Friday, May 20, 2016

Tom Hackney debuts new exhibit of paintings at the World Chess Hall of Fame







... Hackney’s paintings, all made on linen, are geometric abstractions based on the movement of chess pieces in games played by the celebrated French artist and chess player, Marcel Duchamp



SAINT LOUIS, MO.- The World Chess Hall of Fame debuted an exhibition of paintings, Tom Hackney: Corresponding Squares: Painting the Chess Games of Marcel Duchamp, on May 19.

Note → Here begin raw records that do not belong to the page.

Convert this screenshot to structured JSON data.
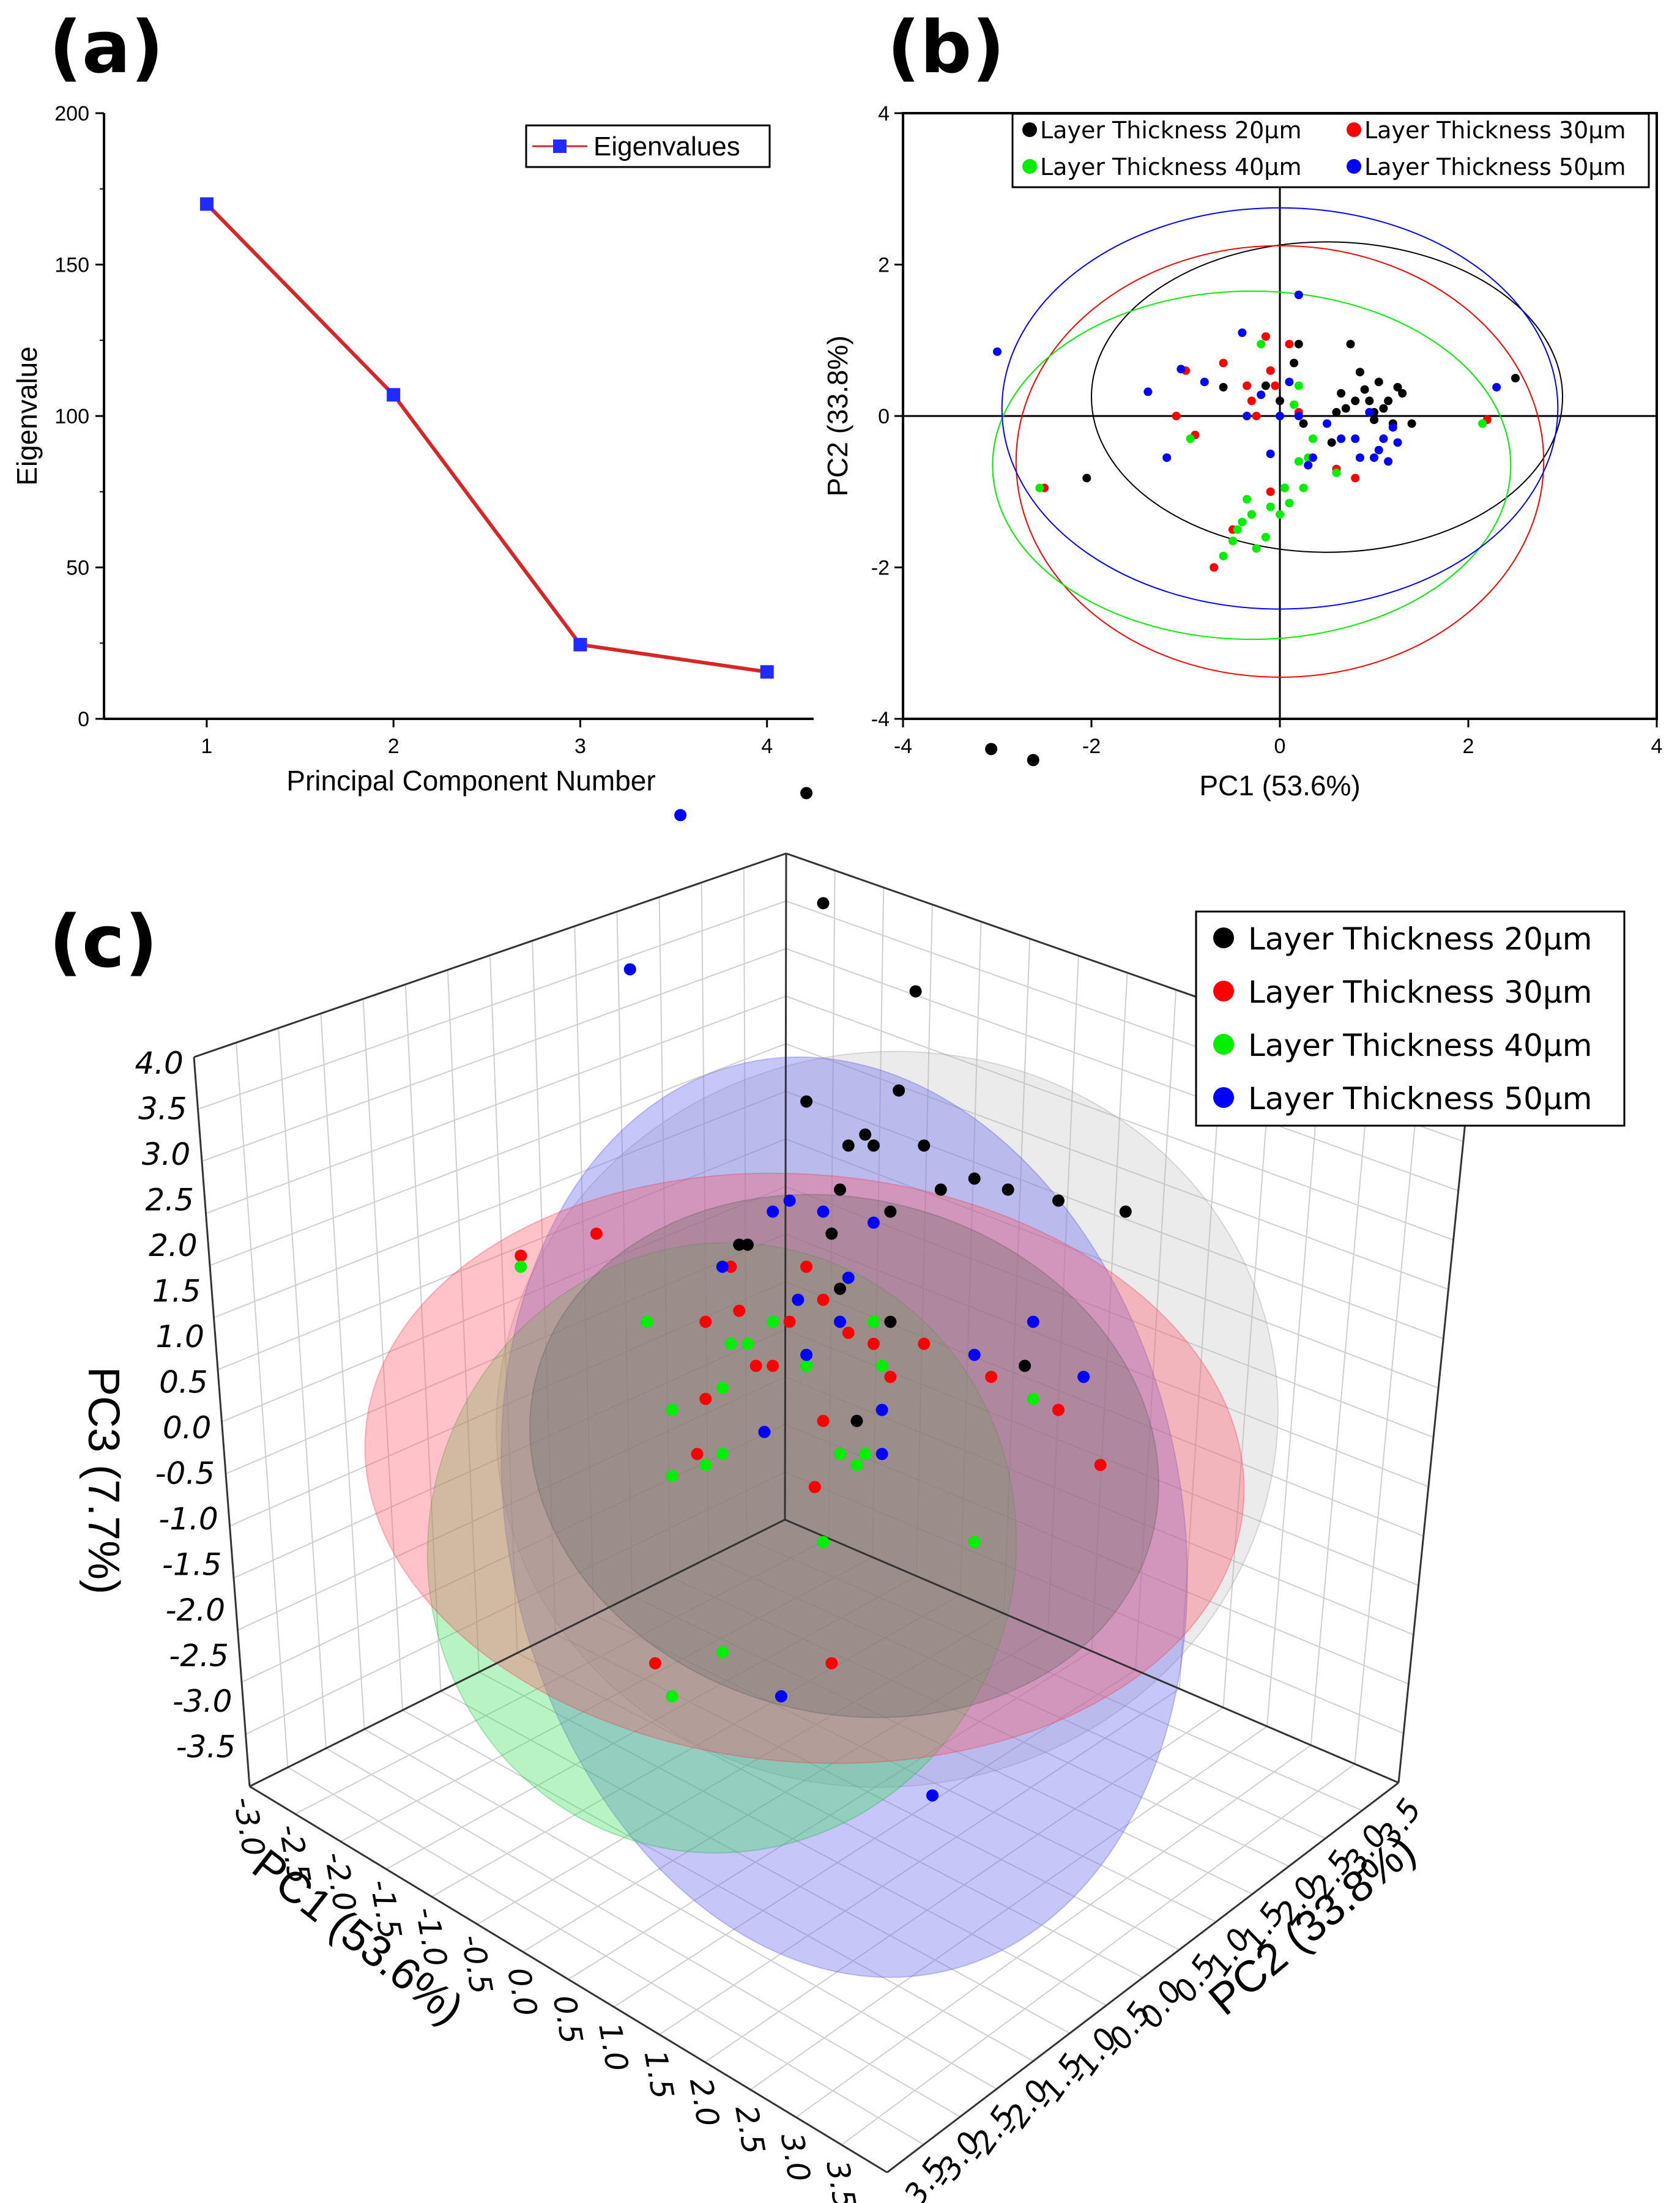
{
  "panels": {
    "a": "(a)",
    "b": "(b)",
    "c": "(c)"
  },
  "colors": {
    "g20": "#000000",
    "g30": "#ff0000",
    "g40": "#00ee00",
    "g50": "#0000ff",
    "scree_line": "#d62728",
    "scree_marker": "#1f2bff"
  },
  "chart_data": [
    {
      "id": "a",
      "type": "line",
      "xlabel": "Principal Component Number",
      "ylabel": "Eigenvalue",
      "xlim": [
        0.45,
        4.25
      ],
      "ylim": [
        0,
        200
      ],
      "xticks": [
        "1",
        "2",
        "3",
        "4"
      ],
      "yticks": [
        "0",
        "50",
        "100",
        "150",
        "200"
      ],
      "legend": "Eigenvalues",
      "series": [
        {
          "name": "Eigenvalues",
          "x": [
            1,
            2,
            3,
            4
          ],
          "values": [
            170,
            107,
            24.5,
            15.5
          ]
        }
      ]
    },
    {
      "id": "b",
      "type": "scatter",
      "xlabel": "PC1 (53.6%)",
      "ylabel": "PC2 (33.8%)",
      "xlim": [
        -4,
        4
      ],
      "ylim": [
        -4,
        4
      ],
      "xticks": [
        "-4",
        "-2",
        "0",
        "2",
        "4"
      ],
      "yticks": [
        "-4",
        "-2",
        "0",
        "2",
        "4"
      ],
      "legend": [
        "Layer Thickness 20μm",
        "Layer Thickness 30μm",
        "Layer Thickness 40μm",
        "Layer Thickness 50μm"
      ],
      "ellipses": [
        {
          "group": "20",
          "cx": 0.5,
          "cy": 0.25,
          "rx": 2.5,
          "ry": 2.05
        },
        {
          "group": "30",
          "cx": 0.0,
          "cy": -0.6,
          "rx": 2.8,
          "ry": 2.85
        },
        {
          "group": "40",
          "cx": -0.3,
          "cy": -0.65,
          "rx": 2.75,
          "ry": 2.3
        },
        {
          "group": "50",
          "cx": 0.0,
          "cy": 0.1,
          "rx": 2.95,
          "ry": 2.65
        }
      ],
      "series": [
        {
          "name": "Layer Thickness 20μm",
          "group": "20",
          "x": [
            -2.05,
            0.05,
            0.2,
            0.65,
            0.7,
            0.75,
            0.8,
            0.85,
            0.9,
            0.95,
            1.0,
            1.05,
            1.1,
            1.15,
            1.2,
            1.25,
            1.3,
            1.4,
            2.5,
            0.15,
            0.25,
            0.55,
            0.6,
            -0.6,
            0.0,
            1.0,
            -0.15
          ],
          "y": [
            -0.82,
            -0.95,
            0.95,
            0.3,
            0.1,
            0.95,
            0.2,
            0.58,
            0.35,
            0.2,
            -0.05,
            0.45,
            0.1,
            0.2,
            -0.1,
            0.38,
            0.3,
            -0.1,
            0.5,
            0.7,
            -0.1,
            -0.35,
            0.05,
            0.38,
            0.2,
            0.05,
            0.4
          ]
        },
        {
          "name": "Layer Thickness 30μm",
          "group": "30",
          "x": [
            -2.5,
            -1.1,
            -0.9,
            -0.7,
            -0.5,
            -0.35,
            -0.25,
            -0.15,
            -0.1,
            -0.05,
            0.1,
            -0.5,
            -0.3,
            0.2,
            0.8,
            2.2,
            -0.3,
            -0.6,
            -1.0,
            -0.1,
            0.6
          ],
          "y": [
            -0.95,
            0.0,
            -0.25,
            -2.0,
            -1.65,
            0.4,
            0.0,
            1.05,
            0.6,
            0.4,
            0.95,
            -1.5,
            -1.3,
            0.05,
            -0.82,
            -0.05,
            0.2,
            0.7,
            0.6,
            -1.0,
            -0.7
          ]
        },
        {
          "name": "Layer Thickness 40μm",
          "group": "40",
          "x": [
            -2.55,
            -0.95,
            -0.6,
            -0.5,
            -0.45,
            -0.35,
            -0.3,
            -0.25,
            -0.2,
            -0.15,
            -0.1,
            0.0,
            0.05,
            0.1,
            0.15,
            0.2,
            0.25,
            0.3,
            0.35,
            2.15,
            0.6,
            0.8,
            -0.4,
            0.2
          ],
          "y": [
            -0.95,
            -0.3,
            -1.85,
            -1.65,
            -1.5,
            -1.1,
            -1.3,
            -1.75,
            0.95,
            -1.6,
            -1.2,
            -1.3,
            -0.95,
            -1.15,
            0.15,
            -0.6,
            -0.95,
            -0.55,
            -0.3,
            -0.1,
            -0.75,
            -0.3,
            -1.4,
            0.4
          ]
        },
        {
          "name": "Layer Thickness 50μm",
          "group": "50",
          "x": [
            -3.0,
            -1.4,
            -1.2,
            -1.05,
            -0.8,
            -0.4,
            -0.35,
            -0.2,
            0.0,
            0.1,
            0.2,
            0.3,
            0.35,
            0.65,
            0.8,
            0.85,
            0.95,
            1.0,
            1.05,
            1.1,
            1.15,
            1.2,
            1.25,
            2.3,
            0.2,
            -0.1,
            0.5
          ],
          "y": [
            0.85,
            0.32,
            -0.55,
            0.62,
            0.45,
            1.1,
            0.0,
            0.28,
            0.0,
            0.45,
            1.6,
            -0.65,
            -0.55,
            -0.3,
            -0.3,
            -0.55,
            0.05,
            -0.55,
            -0.45,
            -0.3,
            -0.6,
            -0.15,
            -0.35,
            0.38,
            0.0,
            -0.5,
            -0.1
          ]
        }
      ]
    },
    {
      "id": "c",
      "type": "scatter",
      "xlabel": "PC1 (53.6%)",
      "ylabel": "PC2 (33.8%)",
      "zlabel": "PC3 (7.7%)",
      "xticks": [
        "-3.0",
        "-2.5",
        "-2.0",
        "-1.5",
        "-1.0",
        "-0.5",
        "0.0",
        "0.5",
        "1.0",
        "1.5",
        "2.0",
        "2.5",
        "3.0",
        "3.5"
      ],
      "yticks": [
        "-3.5",
        "-3.0",
        "-2.5",
        "-2.0",
        "-1.5",
        "-1.0",
        "-0.5",
        "0.0",
        "0.5",
        "1.0",
        "1.5",
        "2.0",
        "2.5",
        "3.0",
        "3.5"
      ],
      "zticks": [
        "4.0",
        "3.5",
        "3.0",
        "2.5",
        "2.0",
        "1.5",
        "1.0",
        "0.5",
        "0.0",
        "-0.5",
        "-1.0",
        "-1.5",
        "-2.0",
        "-2.5",
        "-3.0",
        "-3.5"
      ],
      "legend": [
        "Layer Thickness 20μm",
        "Layer Thickness 30μm",
        "Layer Thickness 40μm",
        "Layer Thickness 50μm"
      ],
      "projected_points": [
        {
          "group": "20",
          "h": [
            0.48,
            0.615,
            0.59,
            0.545,
            0.49,
            0.48,
            0.535,
            0.5,
            0.52,
            0.58,
            0.55,
            0.515,
            0.505,
            0.56,
            0.6,
            0.53,
            0.495,
            0.63,
            0.67,
            0.44,
            0.445,
            0.51,
            0.53,
            0.5,
            0.61
          ],
          "v": [
            0.36,
            0.345,
            0.34,
            0.45,
            0.41,
            0.5,
            0.495,
            0.54,
            0.52,
            0.535,
            0.52,
            0.515,
            0.52,
            0.54,
            0.54,
            0.55,
            0.56,
            0.545,
            0.55,
            0.565,
            0.565,
            0.645,
            0.6,
            0.585,
            0.62
          ]
        },
        {
          "group": "30",
          "h": [
            0.31,
            0.355,
            0.435,
            0.44,
            0.45,
            0.42,
            0.415,
            0.47,
            0.46,
            0.48,
            0.49,
            0.505,
            0.52,
            0.53,
            0.55,
            0.59,
            0.63,
            0.655,
            0.39,
            0.495,
            0.5,
            0.485,
            0.42,
            0.49
          ],
          "v": [
            0.57,
            0.56,
            0.575,
            0.595,
            0.62,
            0.635,
            0.66,
            0.6,
            0.62,
            0.575,
            0.59,
            0.605,
            0.61,
            0.625,
            0.61,
            0.625,
            0.64,
            0.665,
            0.755,
            0.755,
            0.66,
            0.675,
            0.6,
            0.645
          ]
        },
        {
          "group": "40",
          "h": [
            0.31,
            0.385,
            0.4,
            0.42,
            0.43,
            0.435,
            0.445,
            0.46,
            0.48,
            0.5,
            0.51,
            0.515,
            0.525,
            0.58,
            0.615,
            0.4,
            0.43,
            0.43,
            0.4,
            0.52,
            0.49
          ],
          "v": [
            0.575,
            0.6,
            0.64,
            0.665,
            0.63,
            0.61,
            0.61,
            0.6,
            0.62,
            0.66,
            0.665,
            0.66,
            0.62,
            0.7,
            0.635,
            0.67,
            0.66,
            0.75,
            0.77,
            0.6,
            0.7
          ]
        },
        {
          "group": "50",
          "h": [
            0.405,
            0.375,
            0.43,
            0.46,
            0.475,
            0.48,
            0.49,
            0.505,
            0.52,
            0.525,
            0.58,
            0.615,
            0.645,
            0.465,
            0.555,
            0.47,
            0.5,
            0.525,
            0.455
          ],
          "v": [
            0.37,
            0.44,
            0.575,
            0.55,
            0.59,
            0.615,
            0.55,
            0.58,
            0.555,
            0.66,
            0.615,
            0.6,
            0.625,
            0.77,
            0.815,
            0.545,
            0.6,
            0.64,
            0.65
          ]
        }
      ]
    }
  ]
}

 ... Hackney’s paintings, all made on linen, are geometric abstractions based on the movement of chess pieces in games played by the celebrated French artist and chess player, Marcel Duchamp (1887–1968), from the early 1920s through the 1960s. Duchamp once said that playing a game of chess was like making a drawing: “The chess pieces are the block alphabet which shapes thoughts, and these thoughts, although making a visual design on the chessboard, express their beauty abstractly, like a poem.” ...



A Portrait of American Artist Man Ray (L) (1890 - 1976) Sitting and Playing Chess With French Artist Marcel Duchamp (1887 - 1968), Using Geometric Chess Pieces, January 1, 1952. Courtesy of Michel Sima/RDA/Getty Images.